BYD’s request to suppliers for a 10% price cut is expected to lead to a 7% decrease in battery production costs compared to 2024 – and a consolidation in the battery industry as suppliers fail due to margin pressure, analysts have said.
Aaron wade, head of battery costs at analyst house CRU wrote on LinkedIn that the push by Chinese battery and auto maker BYD is an effort to further reduce the production costs for its vehicles. BYD and Chinese auto manufacturer SAIC Motor are widely reportedly to have requested 10% price reductions.
Wade calculated the 10% cut in material input prices for 2025 would result in a 7% cut in production costs, “a profound saving given that the average gross profit margin for Chinese battery manufacturers is roughly 15%.”
He anticipates a lot of pushback from suppliers, given that the intense price competition and an overcrowded market is already causing most Chinese midstream suppliers to operate at close to, or even below, the cost of production.
Wade told BEST the cost of cells (in $/kWh) can be broken down into two contributing factors: the cost of the materials ($) and the performance of the cell (kWh). In conjunction with the cut in supplier costs, the new BYD blade design is likely to be higher performing, enabling the same amount of material to store more energy, increasing the kWh. “Therefore the combination of supply chain cost reductions and product innovation are likely to result in further decreases in production costs,” he said.
He noted the bargaining power rests with the major battery cell manufacturers and that may give room for concessions from suppliers. He said: “This may not be sustainable into the long term, but the Chinese industry has proven to be resilient and adaptable.”
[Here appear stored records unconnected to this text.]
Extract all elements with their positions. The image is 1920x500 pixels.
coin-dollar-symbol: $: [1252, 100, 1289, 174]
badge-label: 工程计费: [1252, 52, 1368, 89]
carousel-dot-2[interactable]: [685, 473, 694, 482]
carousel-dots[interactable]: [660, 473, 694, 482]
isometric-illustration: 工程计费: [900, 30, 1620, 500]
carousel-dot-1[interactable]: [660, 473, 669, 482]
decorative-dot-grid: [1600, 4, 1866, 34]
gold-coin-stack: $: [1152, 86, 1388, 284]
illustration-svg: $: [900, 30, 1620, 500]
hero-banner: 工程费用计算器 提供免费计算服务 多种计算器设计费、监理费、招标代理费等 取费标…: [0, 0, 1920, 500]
Sam Adham, head of battery materials at CRU, told BEST: “BYD and CATL are already way ahead of the rest of the China market in terms of cost, scale and technology. We have been foretelling about consolidation since the beginning of last year, but Tier 2 and 3 manufacturers in China have endured longer than expected. Eventually there will be bankruptcies but in the meantime almost all investments in new capacity have been pulled back.”
He added that apart from China, the consolidation already unfolding in the rest of the world is “nothing to do with Chinese competition” but rather the lack of experience of new manufacturers in building batteries at scale.